Textos, apenas textos, literários e poéticos, históricos e filosóficos, dramáticos e humorísticos; narrativos, descritivos ou dissertativos; de autores de todos os cantos do mundo...
segunda-feira, 8 de junho de 2009
CALE A BOCA, FAEL, de Álvaro Dias Cuba
Fael: Eu vou ser os três porquinhos.
Janaína: Eu vou ser a bruxa má.
Totó: É, você tem cabelo de bruxa mesmo.
Janaína: E você é uma coisa gorda.
Fael: Eu vou ser os três porquinhos.
Janaína: Cale a boca, Fael. Na história dos três porquinhos não tem bruxa nenhuma.
Fael: Mas eu vou ser os três porquinhos, sim.
Silas: Nem vem, Janaína. A minha mãe foi até lá na casa da sua mãe, brava que nem uma leoa, por causa daquela poção mágica que você fez a gente engolir.
Janaína: Era só suco de chuchu. Vocês são uns molengas. Nunca vi chorar por tão pouco.
Silas: Suco de chuchu que nada. Você socou chuchu numa lata, depois fez xixi por cima.
Vitinho: Eca! Vocês comeram chuchu com xixi?
Janaína: Mas eu pus açúcar.
Vitinho: Credo, xixi é salgado. Deve ter ficado com gosto de soro.
Totó: É isso mesmo. Pensando bem, parecia soro, que a gente toma quando fica sem comer.
Silas: Não quero nem saber de suas poções mágicas, Janaína. É melhor você ser uma fada madrinha bem boazinha.
Janaína: Não. Só se eu for a rainha.
Totó: Então tá. E eu vou ser o bobo da corte.

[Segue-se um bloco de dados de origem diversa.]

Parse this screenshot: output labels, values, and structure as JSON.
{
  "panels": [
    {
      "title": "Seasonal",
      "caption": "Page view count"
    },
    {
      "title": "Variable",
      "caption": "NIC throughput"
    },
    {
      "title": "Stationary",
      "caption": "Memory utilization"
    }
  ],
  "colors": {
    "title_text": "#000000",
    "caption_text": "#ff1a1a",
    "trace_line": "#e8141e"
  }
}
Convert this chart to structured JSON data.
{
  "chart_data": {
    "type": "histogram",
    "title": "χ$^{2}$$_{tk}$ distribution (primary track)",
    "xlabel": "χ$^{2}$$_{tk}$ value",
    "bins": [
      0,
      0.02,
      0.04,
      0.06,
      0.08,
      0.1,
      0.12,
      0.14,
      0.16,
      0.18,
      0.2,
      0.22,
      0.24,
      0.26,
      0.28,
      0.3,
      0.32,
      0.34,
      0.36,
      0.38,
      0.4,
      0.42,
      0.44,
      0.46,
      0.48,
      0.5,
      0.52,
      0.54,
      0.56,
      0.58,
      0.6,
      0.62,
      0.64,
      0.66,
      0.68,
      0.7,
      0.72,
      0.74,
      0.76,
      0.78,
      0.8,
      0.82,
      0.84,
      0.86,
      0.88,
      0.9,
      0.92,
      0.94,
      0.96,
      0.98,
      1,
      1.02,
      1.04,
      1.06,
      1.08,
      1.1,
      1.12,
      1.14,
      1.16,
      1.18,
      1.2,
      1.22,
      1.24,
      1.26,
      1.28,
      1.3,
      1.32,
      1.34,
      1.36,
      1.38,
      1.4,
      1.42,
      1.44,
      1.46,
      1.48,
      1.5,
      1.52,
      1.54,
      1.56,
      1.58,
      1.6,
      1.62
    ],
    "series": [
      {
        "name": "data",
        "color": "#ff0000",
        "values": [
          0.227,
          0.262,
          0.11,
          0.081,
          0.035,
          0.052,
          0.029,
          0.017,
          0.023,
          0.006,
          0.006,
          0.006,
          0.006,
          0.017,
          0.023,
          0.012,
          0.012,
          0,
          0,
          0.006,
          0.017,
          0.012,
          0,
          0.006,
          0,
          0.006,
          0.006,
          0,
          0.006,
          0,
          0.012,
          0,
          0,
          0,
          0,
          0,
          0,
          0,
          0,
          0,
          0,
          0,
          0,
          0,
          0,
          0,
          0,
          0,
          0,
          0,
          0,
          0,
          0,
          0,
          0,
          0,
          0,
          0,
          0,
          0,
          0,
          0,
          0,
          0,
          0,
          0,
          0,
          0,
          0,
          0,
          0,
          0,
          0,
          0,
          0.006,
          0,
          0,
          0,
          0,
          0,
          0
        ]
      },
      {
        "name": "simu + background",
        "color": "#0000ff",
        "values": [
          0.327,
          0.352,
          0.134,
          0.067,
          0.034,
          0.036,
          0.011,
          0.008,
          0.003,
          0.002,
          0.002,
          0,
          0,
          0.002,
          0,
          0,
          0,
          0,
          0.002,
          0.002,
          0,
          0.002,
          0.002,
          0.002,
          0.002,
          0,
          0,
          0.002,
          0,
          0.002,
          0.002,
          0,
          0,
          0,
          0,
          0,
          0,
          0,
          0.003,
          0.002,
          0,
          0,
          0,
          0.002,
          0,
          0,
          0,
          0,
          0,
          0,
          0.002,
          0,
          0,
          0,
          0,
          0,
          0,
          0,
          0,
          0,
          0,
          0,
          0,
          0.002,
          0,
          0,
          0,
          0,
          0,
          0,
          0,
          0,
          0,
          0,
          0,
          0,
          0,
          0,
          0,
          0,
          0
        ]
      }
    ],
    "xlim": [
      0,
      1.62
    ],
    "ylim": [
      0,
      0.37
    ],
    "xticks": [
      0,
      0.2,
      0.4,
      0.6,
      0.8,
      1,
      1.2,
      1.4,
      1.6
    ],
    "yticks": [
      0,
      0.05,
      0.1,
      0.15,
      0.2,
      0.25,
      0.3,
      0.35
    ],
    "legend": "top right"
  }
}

Vitinho: Eu vou ser o rei.
Silas: Eu, o príncipe.
Caíque: Eu vou ser o grande guerreiro. Vou defender a princesa e o castelo.
Vitinho: E o dragão? Quem vai ser o dragão?
Silas: Tem o Fael, né. Um dragãozinho meia-boca, mas...
Fael: Eu vou ser os três porquinhos, e ponto final.
Totó: Ai, cale a boca, Fael. Como é que você vai ser os três porquinhos? Você só vai poder ser um porquinho, oras.
Janaína: Não vai não. Não tem porco nenhum em história de rainha. E além disso, não quero bicho nojento nenhum morando no meu luxuoso castelo.
Fael: Ah, eu posso ser os porquinhos de estimação do rei.
Silas: Não, você tem sido porquinhos em tudo que é brincadeira, moleque. Nada disso.
Vitinho: Bom, eu tive uma idéia, Janaína. O Fael, na verdade, é um príncipe que uma bruxa má tinha transformado em porquinho.
Fael: Porquinho não, porquinhos.
Janaína: É, pode ser. Aí eu faço uma poção do bem e transformo ele em príncipe de novo.
Fael: Ah, não. Eu não vou tomar chuchu com xixi numa lata suja de leite em pó de novo não.
Janaína: Cale a boca, Fael. Eu não vou mais fazer suco de chuchu. É só o tempo de eu ir em casa buscar farinha de rosca e flor de azaléia.
Fael: Ah, eu não vou comer flor também não. Depois você chega com aquela pasta de xixi com qualquer coisa. Leca!
Silas: Cale a boca, Fael. Agora ela vai fazer comida de verdade.
Fael: Eu preferia ser os três porquinhos de verdade pra sempre.
Janaína: Ai, mas que droga.
Totó: Esse moleque não cala a boca.
Janaína: Você só vai ser porquinho se virar príncipe depois.
Fael: Não. Eu quero ser os três porquinhos pra sempre.
Vitinho: Bom, eu tive uma idéia melhor que a primeira, Janaína.
Janaína: O quê? Obrigar o Fael a beber um litro de chuchu com xixi?
Vitinho: Não. Mas vocês já viram como fica um porco depois de assado?
Caíque: Não me diga que a gente vai assar o Fael num forno?
Vitinho: Invés de trazer farinha e flor da casa dela, a Janaína pode trazer uma única e vermelha maçã.
Janaína: Maçã? Pra quê? Maçã é dura de socar.
Vitinho: Mas é o certo pro Fael. A gente mete a maçã dentro da boca dele. Ele cala a boca, vira porco e a rainha tem seu banquete.